Doch offenbar will man es sich auch bei ProSiebenSat1 nicht ohne Not mit der BLM verscherzen und wartet die Entscheidung der Gerichte ab.
Das Bundesverwaltungsgericht hat – laienhaft ausgedrückt – ausgeführt, dass die UFC so dermaßen von diesem Bescheid in ihrer Berufsausübung tangiert sei, dass sie auch selbst hiergegen klagen können müsse.
In der Hauptsache hat das Verwaltungsgericht München zuletzt diesen Verbots-Bescheid gekippt, weil es sich bei MMA vermutlich doch um Sport mit Regeln handele und eine schwere Jugendgefährdung nicht erkennbar sei. Hiergegen will und wird die BLM vor dem Bayerischen Verwaltungsgerichtshof vorgehen. Ich wäre überrascht, wenn es kurzfristig hier eine Entscheidung gäbe.

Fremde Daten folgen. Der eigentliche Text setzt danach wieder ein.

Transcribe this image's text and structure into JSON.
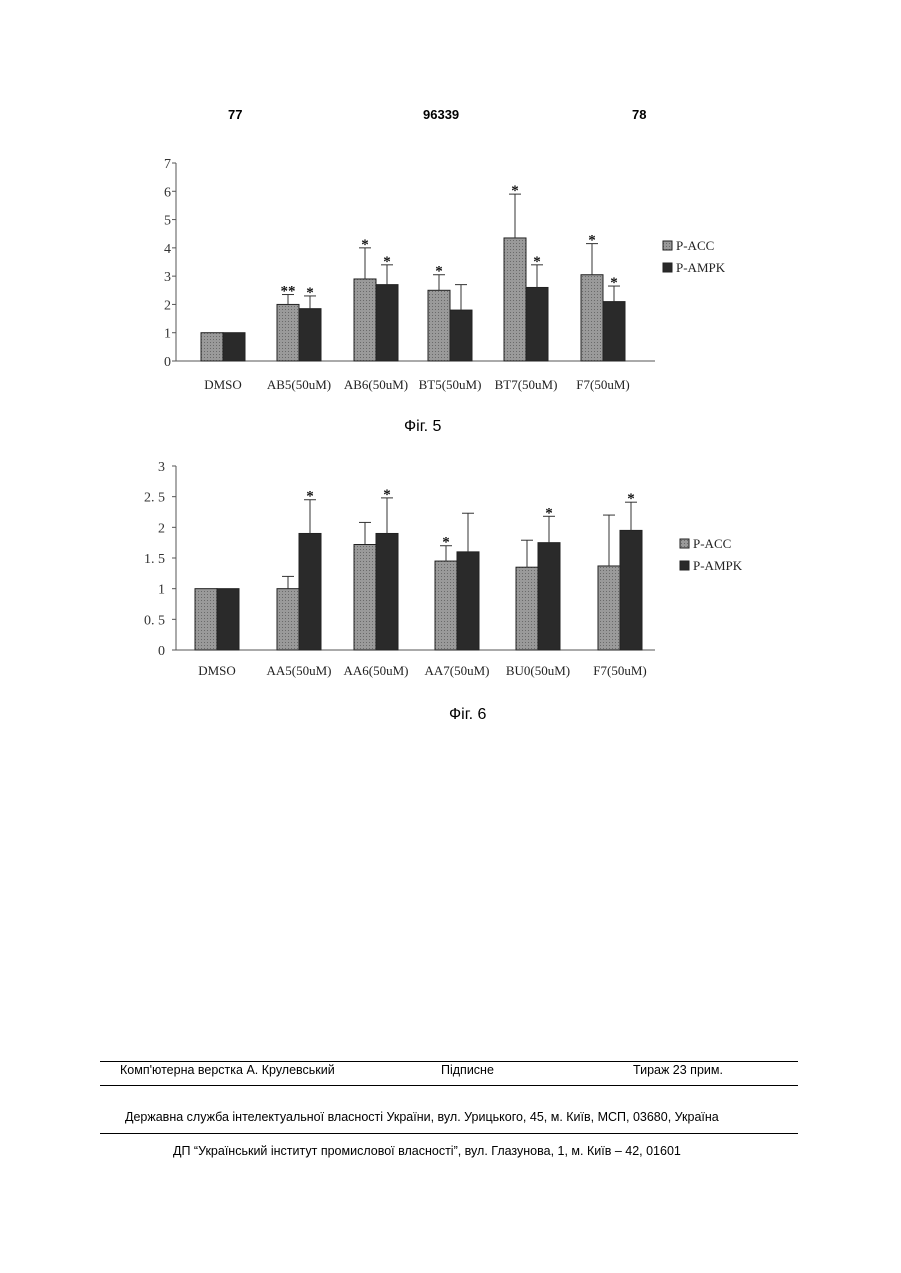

Zudem würde die BLM mit an Sicherheit grenzender Wahrscheinlichkeit eine negative Entscheidung auch vor dem Bundesverwaltungsgericht angreifen.
Abgeschlossen wird der Rechtsstreit daher meiner Meinung nach auf keinen Fall 2016, mit Glück 2017.
Warum lädt man z.B. nicht Tennis-Spieler(innen) regelmäßig ins Sat 1 Frühstücksfernsehen ein?
Von WTA bekommt man gar nichts mit, fliegt komplett unter dem Radar.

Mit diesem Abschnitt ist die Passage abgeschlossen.